Watkins broke out as a future star on the block as his 90 blocks were a school record, including eight in the Big Ten tournament against Nebraska. Stevens was the perfect compliment to Watkins in the post with his ability to face up fours and get to the rim and averaged 12.7 points per game.
Both players entered the year with some hype, but nowhere near the level that Carr entered the program with.
The 42nd ranked player in the class of 2016 via ESPN 100, he was supposed to be the point guard that ushered the Nittany Lions into the postseason. That was not the case in his preliminary season, but Carr definitely proved to Penn State fans everywhere that he is the real deal.
He led the team in scoring and assists with 13.7 and 4.2, while only shooting 37.7% from the floor. Only the freshmen from Michigan State finished with better numbers in scoring and assists in the conference, proving that he is capable of leading the Penn State offense.
Inconsistency is the only thing holding back Carr as he is capable of dropping 20 in consecutive games then score 10 points on 3-19 in a three game stretch.
The best performance he had during his inaugural season was the 20 points he scored against top ranked Duke. Carr’s ability to beat the Duke back court on the bounce showed he was capable of playing with the top competition as Luke Kennard and Frank Jackson both got drafted into the NBA. He only had two assists, but he needed to provide Penn State with finishing at the rim.

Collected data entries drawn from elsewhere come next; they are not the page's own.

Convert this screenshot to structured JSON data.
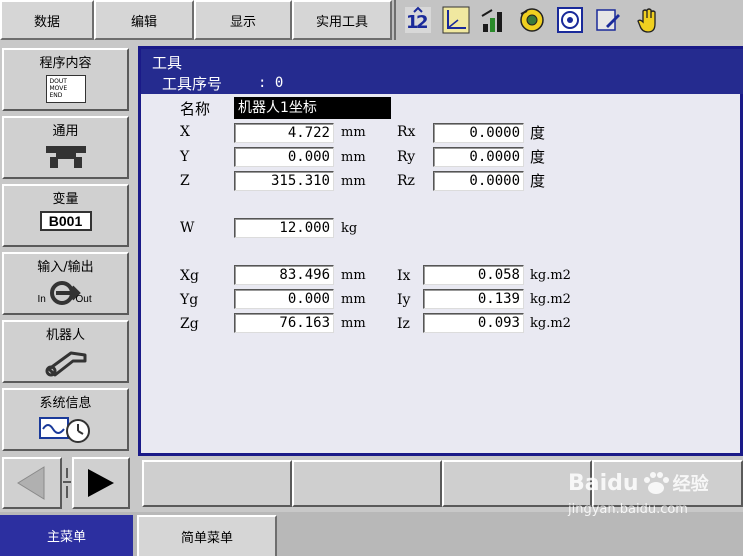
{
  "menu": {
    "data_label": "数据",
    "edit_label": "编辑",
    "display_label": "显示",
    "utility_label": "实用工具"
  },
  "toolbar_icons": [
    "coordinate-toggle-icon",
    "axes-icon",
    "signal-bars-icon",
    "gear-cycle-icon",
    "target-icon",
    "edit-pen-icon",
    "hand-icon"
  ],
  "sidebar": {
    "items": [
      {
        "label": "程序内容",
        "icon_lines": [
          "DOUT",
          "MOVE",
          "END"
        ]
      },
      {
        "label": "通用",
        "icon": "tool-clamp-icon"
      },
      {
        "label": "变量",
        "badge": "B001"
      },
      {
        "label": "输入/输出",
        "io_in": "In",
        "io_out": "Out"
      },
      {
        "label": "机器人",
        "icon": "robot-arm-icon"
      },
      {
        "label": "系统信息",
        "icon": "wave-clock-icon"
      }
    ]
  },
  "panel": {
    "title": "工具",
    "tool_no_label": "工具序号",
    "tool_no_value": ": 0",
    "name_label": "名称",
    "name_value": "机器人1坐标"
  },
  "position": {
    "x": {
      "label": "X",
      "value": "4.722",
      "unit": "mm"
    },
    "y": {
      "label": "Y",
      "value": "0.000",
      "unit": "mm"
    },
    "z": {
      "label": "Z",
      "value": "315.310",
      "unit": "mm"
    },
    "rx": {
      "label": "Rx",
      "value": "0.0000",
      "unit": "度"
    },
    "ry": {
      "label": "Ry",
      "value": "0.0000",
      "unit": "度"
    },
    "rz": {
      "label": "Rz",
      "value": "0.0000",
      "unit": "度"
    }
  },
  "weight": {
    "label": "W",
    "value": "12.000",
    "unit": "kg"
  },
  "center_of_gravity": {
    "xg": {
      "label": "Xg",
      "value": "83.496",
      "unit": "mm"
    },
    "yg": {
      "label": "Yg",
      "value": "0.000",
      "unit": "mm"
    },
    "zg": {
      "label": "Zg",
      "value": "76.163",
      "unit": "mm"
    }
  },
  "inertia": {
    "ix": {
      "label": "Ix",
      "value": "0.058",
      "unit": "kg.m2"
    },
    "iy": {
      "label": "Iy",
      "value": "0.139",
      "unit": "kg.m2"
    },
    "iz": {
      "label": "Iz",
      "value": "0.093",
      "unit": "kg.m2"
    }
  },
  "bottom_tabs": {
    "main_menu": "主菜单",
    "simple_menu": "简单菜单"
  },
  "watermark": {
    "brand": "Baidu",
    "brand_cn": "经验",
    "url": "jingyan.baidu.com"
  },
  "colors": {
    "title_bar": "#252b8f",
    "panel_bg": "#e9e9f2",
    "main_tab": "#2c2fa0"
  }
}
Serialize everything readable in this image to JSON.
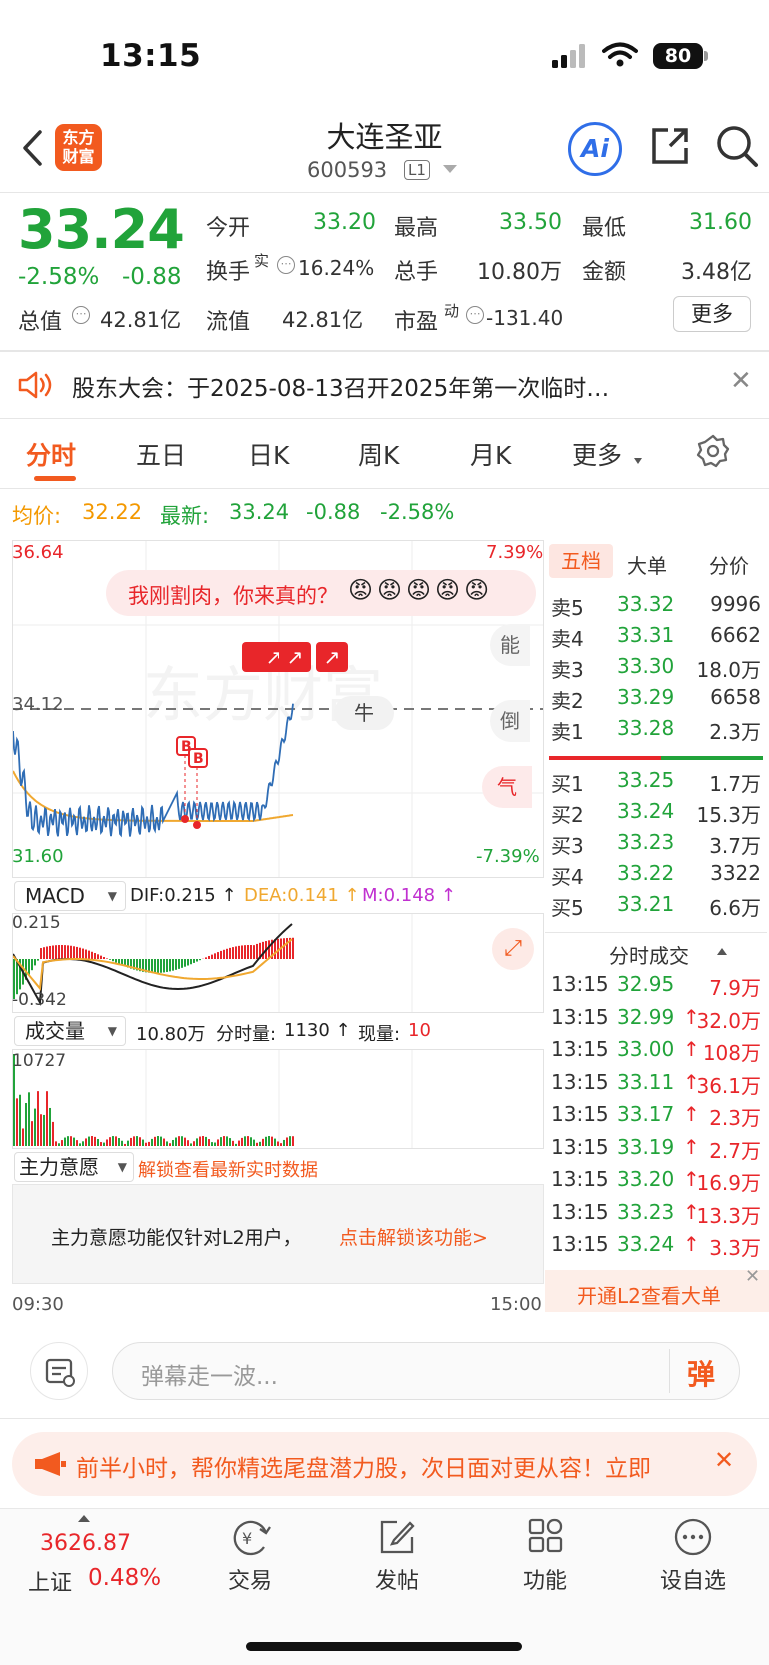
{
  "status_bar": {
    "time": "13:15",
    "battery": "80"
  },
  "header": {
    "stock_name": "大连圣亚",
    "stock_code": "600593",
    "level_badge": "L1",
    "ai_label": "Ai",
    "logo_text": "东方财富"
  },
  "quote": {
    "price": "33.24",
    "change_pct": "-2.58%",
    "change_val": "-0.88",
    "open_label": "今开",
    "open": "33.20",
    "high_label": "最高",
    "high": "33.50",
    "low_label": "最低",
    "low": "31.60",
    "turnover_label": "换手",
    "turnover_sup": "实",
    "turnover": "16.24%",
    "volume_label": "总手",
    "volume": "10.80万",
    "amount_label": "金额",
    "amount": "3.48亿",
    "mktcap_label": "总值",
    "mktcap": "42.81亿",
    "float_label": "流值",
    "float_cap": "42.81亿",
    "pe_label": "市盈",
    "pe_sup": "动",
    "pe": "-131.40",
    "more_button": "更多"
  },
  "notice": {
    "text": "股东大会：于2025-08-13召开2025年第一次临时…"
  },
  "tabs": [
    "分时",
    "五日",
    "日K",
    "周K",
    "月K",
    "更多"
  ],
  "avg_line": {
    "avg_label": "均价:",
    "avg_value": "32.22",
    "latest_label": "最新:",
    "latest_value": "33.24",
    "change": "-0.88",
    "pct": "-2.58%"
  },
  "chart": {
    "y_top": "36.64",
    "y_ref": "34.12",
    "y_bottom": "31.60",
    "pct_top": "7.39%",
    "pct_bottom": "-7.39%",
    "danmu": "我刚割肉，你来真的？",
    "danmu_side_1": "能",
    "danmu_side_2": "倒",
    "danmu_side_3": "气",
    "bull_text": "牛",
    "watermark": "东方财富",
    "marker": "B",
    "macd_label": "MACD",
    "dif": "DIF:0.215 ↑",
    "dea": "DEA:0.141 ↑",
    "m": "M:0.148 ↑",
    "macd_top": "0.215",
    "macd_bottom": "-0.342",
    "vol_label": "成交量",
    "vol_total": "10.80万",
    "vol_min_label": "分时量:",
    "vol_min": "1130 ↑",
    "vol_now_label": "现量:",
    "vol_now": "10",
    "vol_max": "10727",
    "main_label": "主力意愿",
    "main_unlock": "解锁查看最新实时数据",
    "main_notice": "主力意愿功能仅针对L2用户，",
    "main_link": "点击解锁该功能>",
    "t_start": "09:30",
    "t_end": "15:00"
  },
  "orderbook": {
    "tabs": [
      "五档",
      "大单",
      "分价"
    ],
    "sells": [
      {
        "label": "卖5",
        "price": "33.32",
        "vol": "9996"
      },
      {
        "label": "卖4",
        "price": "33.31",
        "vol": "6662"
      },
      {
        "label": "卖3",
        "price": "33.30",
        "vol": "18.0万"
      },
      {
        "label": "卖2",
        "price": "33.29",
        "vol": "6658"
      },
      {
        "label": "卖1",
        "price": "33.28",
        "vol": "2.3万"
      }
    ],
    "buys": [
      {
        "label": "买1",
        "price": "33.25",
        "vol": "1.7万"
      },
      {
        "label": "买2",
        "price": "33.24",
        "vol": "15.3万"
      },
      {
        "label": "买3",
        "price": "33.23",
        "vol": "3.7万"
      },
      {
        "label": "买4",
        "price": "33.22",
        "vol": "3322"
      },
      {
        "label": "买5",
        "price": "33.21",
        "vol": "6.6万"
      }
    ],
    "ticks_title": "分时成交",
    "ticks": [
      {
        "time": "13:15",
        "price": "32.95",
        "vol": "7.9万",
        "arrow": ""
      },
      {
        "time": "13:15",
        "price": "32.99",
        "vol": "32.0万",
        "arrow": "↑"
      },
      {
        "time": "13:15",
        "price": "33.00",
        "vol": "108万",
        "arrow": "↑"
      },
      {
        "time": "13:15",
        "price": "33.11",
        "vol": "36.1万",
        "arrow": "↑"
      },
      {
        "time": "13:15",
        "price": "33.17",
        "vol": "2.3万",
        "arrow": "↑"
      },
      {
        "time": "13:15",
        "price": "33.19",
        "vol": "2.7万",
        "arrow": "↑"
      },
      {
        "time": "13:15",
        "price": "33.20",
        "vol": "16.9万",
        "arrow": "↑"
      },
      {
        "time": "13:15",
        "price": "33.23",
        "vol": "13.3万",
        "arrow": "↑"
      },
      {
        "time": "13:15",
        "price": "33.24",
        "vol": "3.3万",
        "arrow": "↑"
      }
    ],
    "l2_banner": "开通L2查看大单"
  },
  "danmu_input": {
    "placeholder": "弹幕走一波...",
    "send": "弹"
  },
  "promo": {
    "text": "前半小时，帮你精选尾盘潜力股，次日面对更从容！立即"
  },
  "bottom_nav": {
    "index_value": "3626.87",
    "index_name": "上证",
    "index_pct": "0.48%",
    "items": [
      "交易",
      "发帖",
      "功能",
      "设自选"
    ]
  },
  "colors": {
    "up": "#e8262a",
    "down": "#21a33a",
    "accent": "#f25a1f",
    "avg_line": "#f0a830",
    "price_line": "#2f6db5"
  }
}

Carr added a new ball handler to relieve pressure from Shep Garner and his vision was the best on the team. His passing ability is the best Penn State has seen since Tim Frazier and it is not out of the realm of possibility for Carr to average more than six assists a game.
Relying on Carr
The Nittany Lions might need Carr’s scoring more than his passing as Payton Banks and Terrance Samuel transferred to South Florida.
Banks led the Nittany Lions in three point shooting, while Samuel was a defensive presence on the perimeter. Carr will definitely need to pick up his scoring and shooting, but his defense is the area of his game that needs the most work. His long arms give him the ability to be one of the conference’s best on the perimeter, but had only 22 steals all year.
Carr’s talent makes him the breakout player in the Big Ten as he should average more 15 points, five rebounds and five assists per game.
His performance could send Penn State to the NCAA Tournament for the first time since 2010-11 and Carr could become the first Nittany Lion since Calvin Booth in 1999 to get drafted into the NBA.